The MACE rate in our study was significantly different in three groups (P < 0.001 by χ2 test), and the score may complement patient triage in the ED. In the low risk group, the MACE rate was only 1.1%, and the only event was PCI. Patients in this group could be discharged early. In the intermediate risk group, the MACE rate was 18.5%, and no patients had AMI or death. Patients in this group should stay in the ED for further clinical evaluation, including repeat hs-cTnI and ECG testing. In the high risk group, the MACE rate rose up to 67.0%. Patients in this group should be immediately admitted to hospital and are probable candidates for invasive therapy.
Our study has several limitations. The development of HEART risk score was based on clinical experience and medical literature other than logistic regression analysis. Our study was a retrospective analysis in a single center, the modified HEART score needs to be prospectively validated in multiple centers. The study population of our ED has a relatively low prevalence of low-risk chest pain and high prevalence of high-risk chest pain; therefore this risk score will require further evaluation in other centers serving patient populations with different disease prevalence. Patients assessed less than 2 h from onset of symptoms to arrival at the ED were excluded, therefore, it is unknown whether the risk score is applicable to them. Finally, patients included were Chinese, limiting the generalizability of the results to other populations.

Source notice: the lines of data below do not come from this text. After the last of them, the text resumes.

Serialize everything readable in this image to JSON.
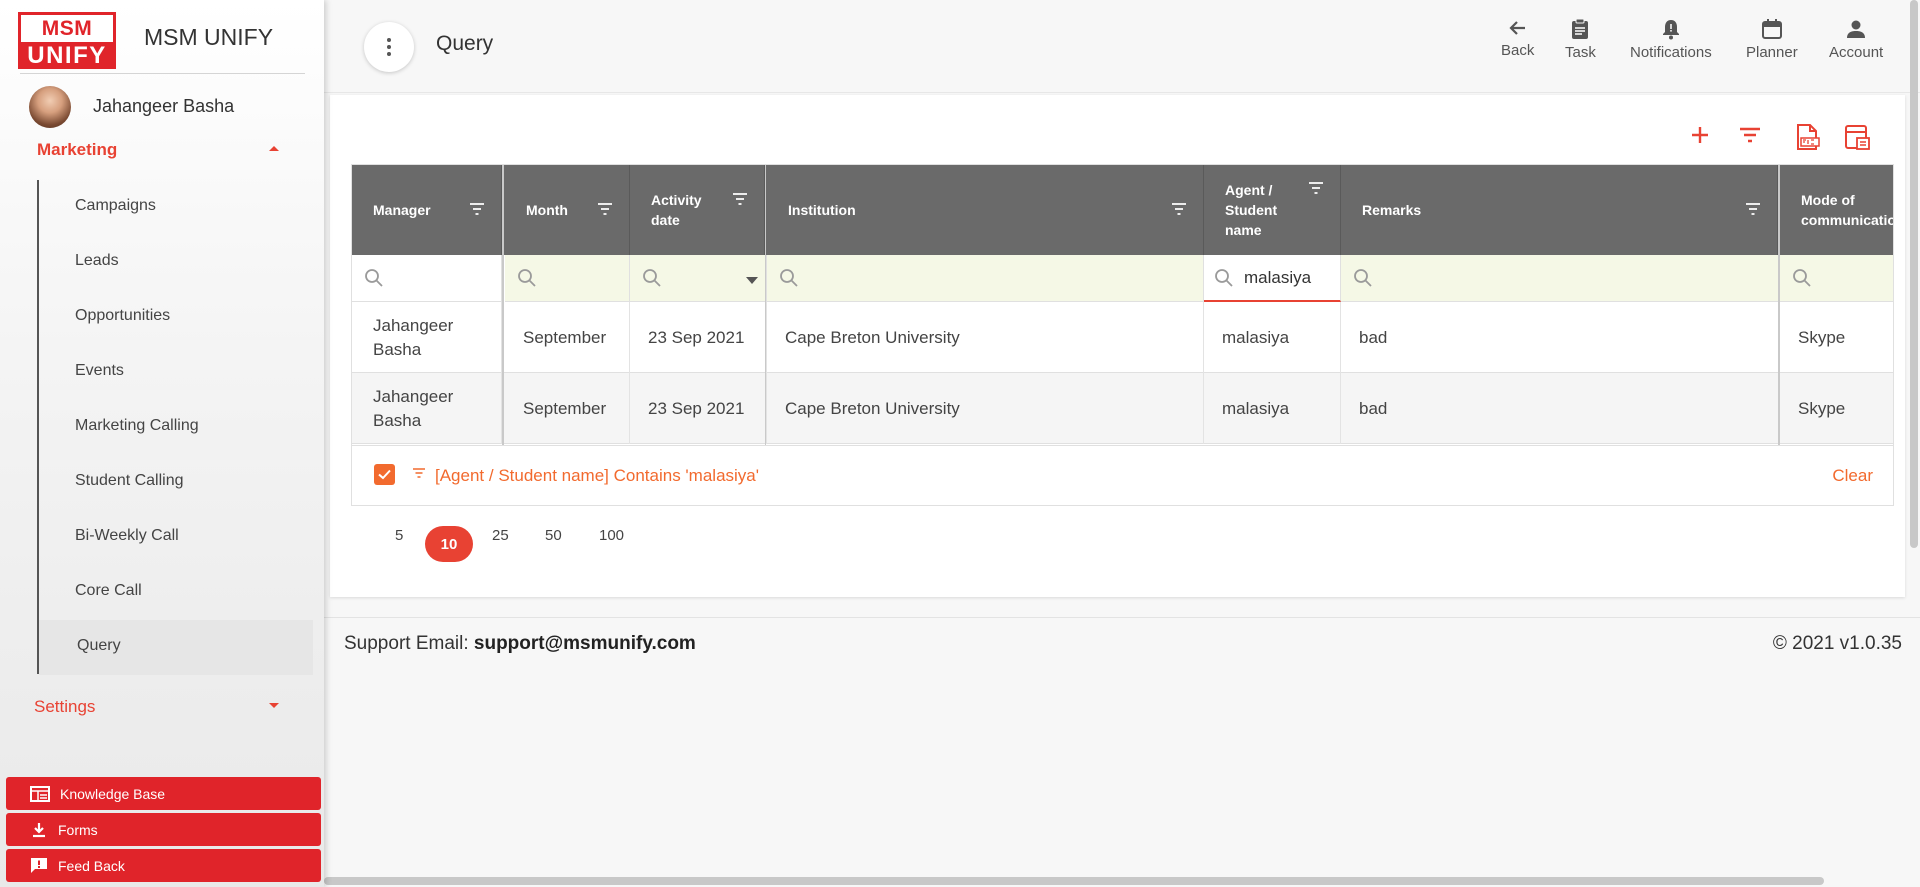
{
  "app": {
    "brand_top": "MSM",
    "brand_bottom": "UNIFY",
    "brand_name": "MSM UNIFY",
    "user_name": "Jahangeer Basha"
  },
  "sidebar": {
    "section_marketing": "Marketing",
    "items": [
      {
        "label": "Campaigns"
      },
      {
        "label": "Leads"
      },
      {
        "label": "Opportunities"
      },
      {
        "label": "Events"
      },
      {
        "label": "Marketing Calling"
      },
      {
        "label": "Student Calling"
      },
      {
        "label": "Bi-Weekly Call"
      },
      {
        "label": "Core Call"
      },
      {
        "label": "Query"
      }
    ],
    "active_item": "Query",
    "section_settings": "Settings",
    "buttons": [
      {
        "label": "Knowledge Base",
        "icon": "book-icon"
      },
      {
        "label": "Forms",
        "icon": "download-icon"
      },
      {
        "label": "Feed Back",
        "icon": "feedback-icon"
      }
    ]
  },
  "header": {
    "title": "Query",
    "actions": [
      {
        "label": "Back",
        "icon": "arrow-left-icon"
      },
      {
        "label": "Task",
        "icon": "clipboard-icon"
      },
      {
        "label": "Notifications",
        "icon": "bell-icon"
      },
      {
        "label": "Planner",
        "icon": "calendar-icon"
      },
      {
        "label": "Account",
        "icon": "person-icon"
      }
    ]
  },
  "toolbar": {
    "icons": [
      "add-icon",
      "filter-icon",
      "export-pdf-icon",
      "column-chooser-icon"
    ]
  },
  "grid": {
    "columns": [
      {
        "label": "Manager"
      },
      {
        "label": "Month"
      },
      {
        "label": "Activity date"
      },
      {
        "label": "Institution"
      },
      {
        "label": "Agent / Student name"
      },
      {
        "label": "Remarks"
      },
      {
        "label": "Mode of communication"
      }
    ],
    "filter_value": "malasiya",
    "rows": [
      {
        "manager": "Jahangeer Basha",
        "month": "September",
        "activity_date": "23 Sep 2021",
        "institution": "Cape Breton University",
        "agent": "malasiya",
        "remarks": "bad",
        "mode": "Skype"
      },
      {
        "manager": "Jahangeer Basha",
        "month": "September",
        "activity_date": "23 Sep 2021",
        "institution": "Cape Breton University",
        "agent": "malasiya",
        "remarks": "bad",
        "mode": "Skype"
      }
    ],
    "filter_summary": "[Agent / Student name] Contains 'malasiya'",
    "clear_label": "Clear"
  },
  "pager": {
    "sizes": [
      "5",
      "10",
      "25",
      "50",
      "100"
    ],
    "selected": "10"
  },
  "footer": {
    "support_label": "Support Email:",
    "support_email": "support@msmunify.com",
    "copyright": "© 2021 v1.0.35"
  },
  "colors": {
    "accent": "#e84233",
    "brand_red": "#e0242a",
    "header_grey": "#6a6a6a",
    "filter_row_bg": "#f5f8e6"
  }
}
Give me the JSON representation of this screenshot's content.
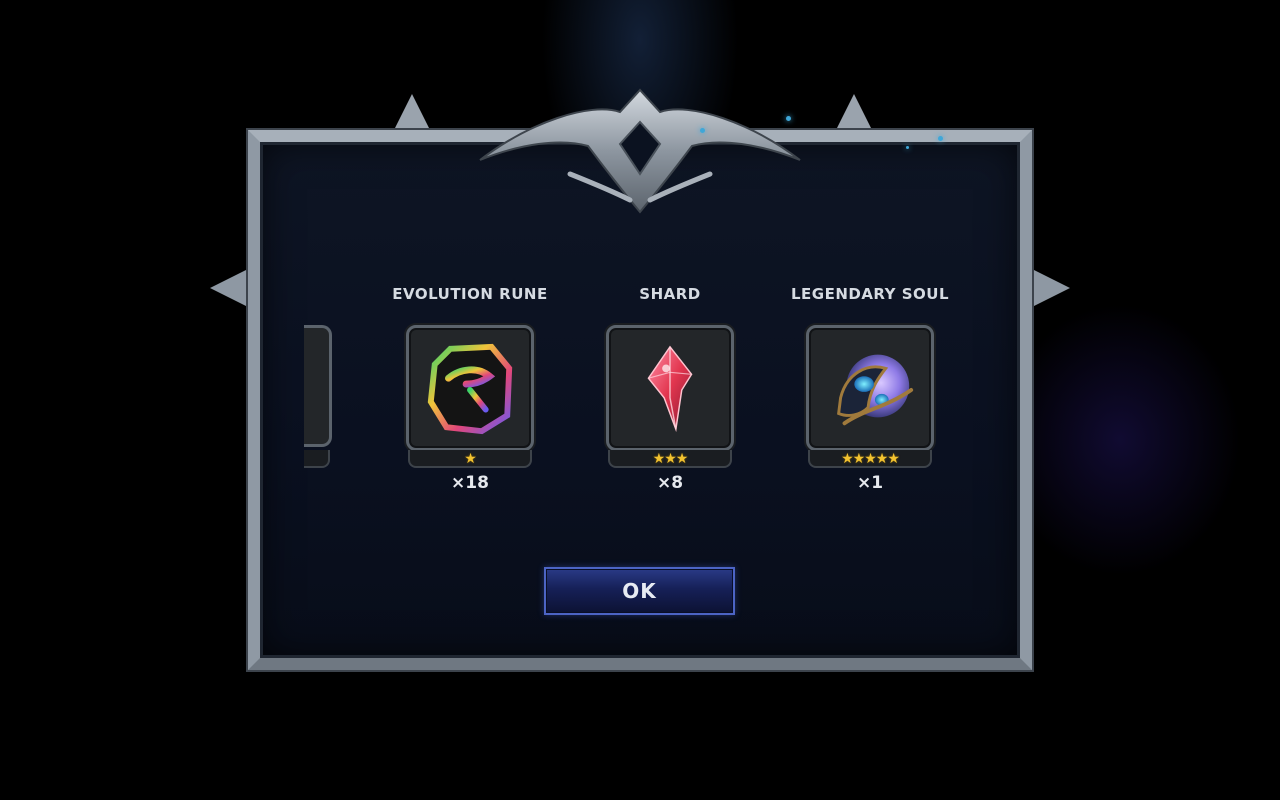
{
  "items": [
    {
      "name": "EVOLUTION RUNE",
      "stars": "★",
      "star_count": 1,
      "quantity": "×18",
      "icon": "evolution-rune-icon"
    },
    {
      "name": "SHARD",
      "stars": "★★★",
      "star_count": 3,
      "quantity": "×8",
      "icon": "shard-icon"
    },
    {
      "name": "LEGENDARY SOUL",
      "stars": "★★★★★",
      "star_count": 5,
      "quantity": "×1",
      "icon": "legendary-soul-icon"
    }
  ],
  "ok_label": "OK",
  "colors": {
    "frame": "#8f99a4",
    "panel": "#0b1220",
    "star": "#f2c230",
    "button": "#1c2766",
    "button_border": "#4c64c4"
  }
}
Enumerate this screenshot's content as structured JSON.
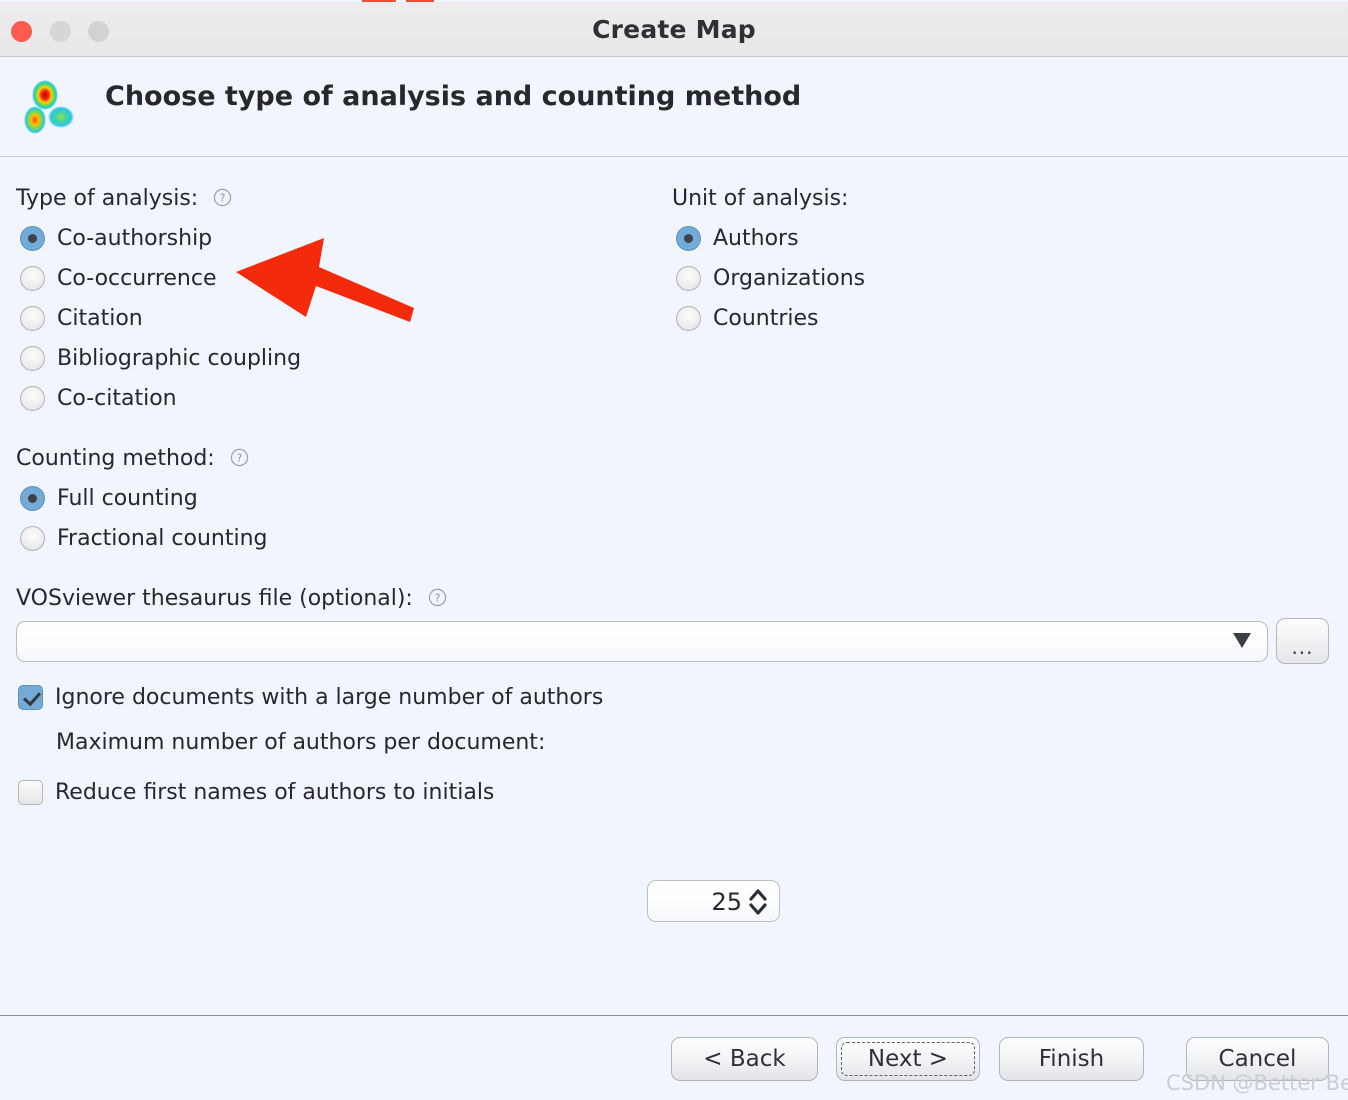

In conclusion, the modified HEART risk score was validated in chest pain patients with suspected NSTE-ACS and may complement MACE risk assessment and patients triage in the ED. A prospective study of the score is warranted.
Acknowledgments
This study was supported in part by grants from Beijing Municipal Science & Technology Commission (Z14110700 2514014). The authors have no conflicts of interest to declare.